Festina Lente: Contemplative Practices in the Classroom

Monastic Monday

Monk by Matthew Adamson

No “good morning.” No “let’s get started.” Not even the unsubtle flash of a first Powerpoint slide. Rather, the professor sat down and counted down to one. The class, which had filled the auditorium with a gentle morning buzz fell instantly silent.

I instinctively relaxed even before realizing what had just happened. The philosophy class studying various religious traditions incorporated contemplative pedagogy into every session. For the first minute of every class, students were asked to remain quiet.  They were free to do whatever mental activity they wanted as long as they respected the silence of the room. Only one moment seemed to change the tenor of the class, and the professor noted that students have said that they look forward to that opening moment.

And then the smart phone alarm went off. The moment of meditation was ended and the day’s activities were about to begin.

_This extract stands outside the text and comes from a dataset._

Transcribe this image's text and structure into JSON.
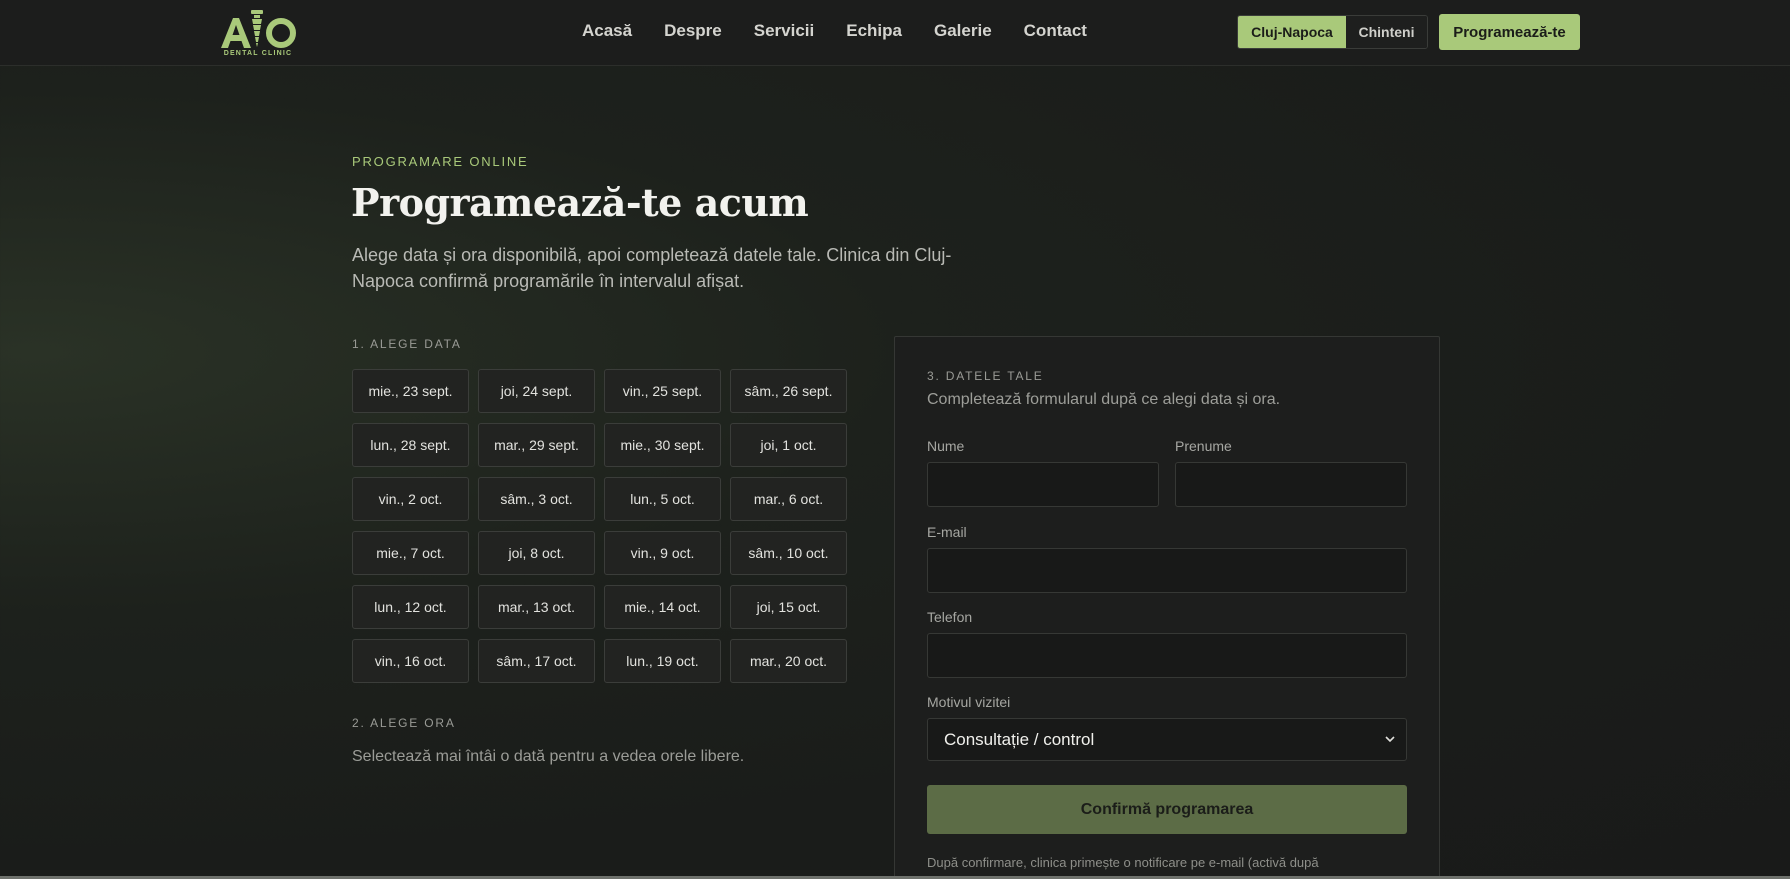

What a fascinating balance of contemplation and technology.

There’s so much talk in academia about how we’re going to reach the millennial generation. We focus on how to navigate their isolation and anecdotally assume an over-attachment to technology, especially social media platforms. Yes, this generation is entering college with an impressive digital skill set. Yes, we should incorporate technology when it enriches the curriculum. But what if more ancient forms of learning are just as meaningful.

Imagine a beloved abbot known for smoking his pipe while meeting with novices and postulants. He may label the cloister’s computer lab in Latin like it’s a scriptorium but be delighted by photography and desktop publishing. This same abbot, a mixture of tradition and novelty, will say the same thing his abbot said to him when he sees a young novice running down the stairs for vespers: festina lente, “make haste slowly.” To facilitate student learning, we need to “make haste” by integrating apps and digitizing manuscripts and engaging the culture. At the same time, we need to “make haste slowly” by retaining moments of silence and leaving space for the whole person to be engaged.

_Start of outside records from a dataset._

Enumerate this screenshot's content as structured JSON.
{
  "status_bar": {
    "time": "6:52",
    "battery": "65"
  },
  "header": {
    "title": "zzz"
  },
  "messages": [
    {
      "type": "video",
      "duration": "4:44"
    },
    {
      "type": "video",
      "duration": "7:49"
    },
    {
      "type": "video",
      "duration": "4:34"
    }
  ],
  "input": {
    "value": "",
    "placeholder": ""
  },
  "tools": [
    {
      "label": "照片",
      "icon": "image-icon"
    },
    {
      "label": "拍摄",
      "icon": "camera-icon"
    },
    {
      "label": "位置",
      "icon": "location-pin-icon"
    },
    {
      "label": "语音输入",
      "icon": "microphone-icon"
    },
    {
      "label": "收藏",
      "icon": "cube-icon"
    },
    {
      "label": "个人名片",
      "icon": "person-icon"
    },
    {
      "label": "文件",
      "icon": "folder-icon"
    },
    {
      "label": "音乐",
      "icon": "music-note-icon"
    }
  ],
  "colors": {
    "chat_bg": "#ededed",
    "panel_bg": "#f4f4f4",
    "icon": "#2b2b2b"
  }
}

But how do we integrate contemplative pedagogy appropriately into a lesson? Academia isn’t the desert or the Northern Thebaid. Our students aren’t monks. I think freedom might be the answer. In the philosophy class, the students weren’t given a specific meditative technique from a particular tradition. They were only asked to respect the silence for others.

I’m currently developing a monastic literature course that I’ve been thinking about for some time. While we read sayings of the Desert Fathers alongside J. F. Powers and Miller’s Canticle for Leibowitz, I want to inject something of the cloistered experience into the classroom so that we as a community can feel something of what Powers and Miller capture so elegantly. Traditionally, monks take their meals in silence, accompanied by a table reading by a confrere. As an assignment in this course, we would have a rotating table reader. In the place of an opener or bell work, someone would have prepared a chapter of the Rule of St. Benedict to read out loud to his or her classmates. We could then transition into freewriting or a discussion, but only after taking a silent moment to think on the reading. Much like a technical writing class may emphasize collaboration to simulate the cross-functional teams engineers will experience in their professions, this class would reside in a rhythm of moments of silence and fraternal dialogue.

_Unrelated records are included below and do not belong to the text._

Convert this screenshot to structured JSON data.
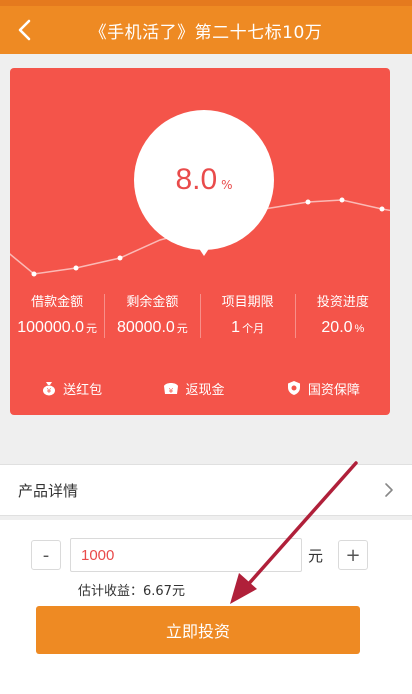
{
  "header": {
    "title": "《手机活了》第二十七标10万",
    "back_icon": "chevron-left-icon"
  },
  "card": {
    "rate": {
      "value": "8.0",
      "unit": "%"
    },
    "stats": [
      {
        "label": "借款金额",
        "value": "100000.0",
        "unit": "元"
      },
      {
        "label": "剩余金额",
        "value": "80000.0",
        "unit": "元"
      },
      {
        "label": "项目期限",
        "value": "1",
        "unit": "个月"
      },
      {
        "label": "投资进度",
        "value": "20.0",
        "unit": "%"
      }
    ],
    "features": [
      {
        "label": "送红包",
        "icon": "money-bag-icon"
      },
      {
        "label": "返现金",
        "icon": "cash-back-icon"
      },
      {
        "label": "国资保障",
        "icon": "shield-icon"
      }
    ]
  },
  "detail": {
    "label": "产品详情",
    "icon": "chevron-right-icon"
  },
  "invest": {
    "minus_label": "-",
    "plus_label": "+",
    "amount": "1000",
    "amount_unit": "元",
    "estimate": "估计收益：6.67元",
    "button_label": "立即投资"
  },
  "colors": {
    "header": "#ee8a23",
    "card": "#f4544a",
    "rate_text": "#e94b4b",
    "button": "#ee8a23",
    "annotation_arrow": "#b0203a"
  }
}
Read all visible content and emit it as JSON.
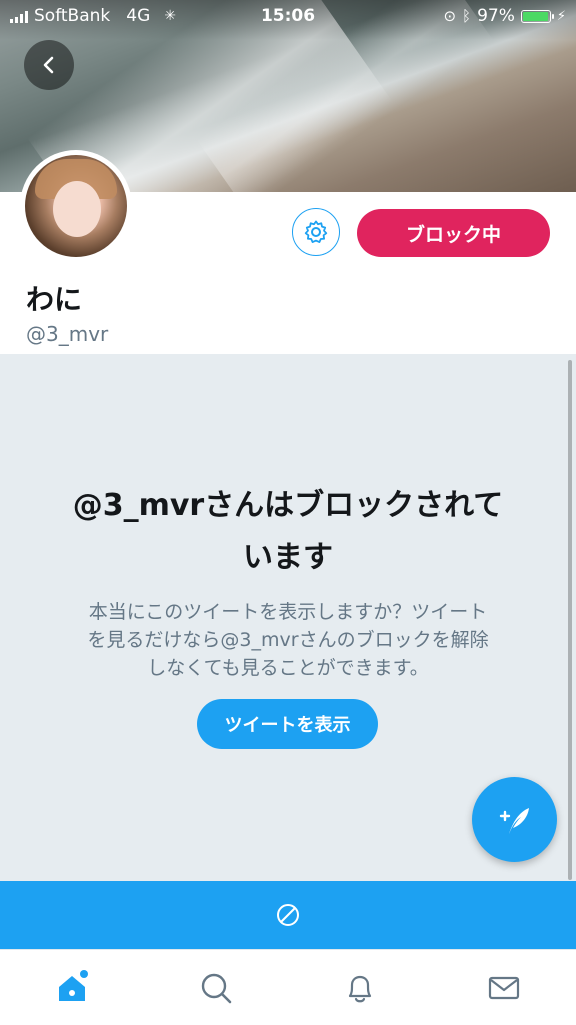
{
  "status_bar": {
    "carrier": "SoftBank",
    "network": "4G",
    "time": "15:06",
    "battery": "97%",
    "battery_level": 0.97
  },
  "profile": {
    "name": "わに",
    "handle": "@3_mvr",
    "block_button_label": "ブロック中"
  },
  "blocked_notice": {
    "title_line1": "@3_mvrさんはブロックされて",
    "title_line2": "います",
    "body_line1": "本当にこのツイートを表示しますか？ツイート",
    "body_line2": "を見るだけなら@3_mvrさんのブロックを解除",
    "body_line3": "しなくても見ることができます。",
    "show_button_label": "ツイートを表示"
  },
  "colors": {
    "accent": "#1da1f2",
    "block": "#e0245e",
    "panel_bg": "#e6ecf0",
    "muted_text": "#657786"
  },
  "icons": {
    "back": "chevron-left-icon",
    "settings": "gear-icon",
    "compose": "compose-tweet-icon",
    "blocked": "block-icon",
    "home": "home-icon",
    "search": "search-icon",
    "notifications": "bell-icon",
    "messages": "mail-icon"
  }
}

What do you think about contemplative pedagogy? Comment below to share how you would incorporate contemplative practices in the classroom.

7 Responses

  1. Wonderful. I agree. A contemplative, reflective moment to start class or engage people is an interesting thing to try in a class. How will we know it works?

    • Hi Matt,

      Great question. Since it is necessarily an internal and private activity, it would be difficult to gauge whether or not there are any positive effects, or even if the student is making use of the time. There is the subjective experience of the students who reported back that they enjoy the first moment of class, but that doesn’t tell us if the activity meets course outcomes.

      Depending on the structure and needs of the course, one way could be to see if there is any impact on student capacity for written reflection. I’ve worked with many writers who can craft brilliant arguments and engage in complex analysis but may struggle with a reflective essay that was intended to be low-stress. I wonder if that same thing that Peter Elbow calls the “freewriting muscle” can be exercised by having class time set aside specifically for reflection.

      Another way to look at it would be within the framework of Kolb’s Learning Styles. In this theory reflection is an integral part of the entire learning process and should lead to more conceptualization. A moment of silence might be welcomed by students who tend toward assimilating or diverging learning styles.

      These still don’t give us a way to easily assess student growth. One reason might be that contemplative practices tend to operate in kairos while we assess our students in chronos. In a quarter system, we only have ten weeks and the fruit of engaging in a contemplative practice could be instantaneous or it could take much longer.

      Even if we can’t develop a metric for contemplative activities, I think there can still be value in a room full of people wasting a moment of silence out of respect for their neighbors.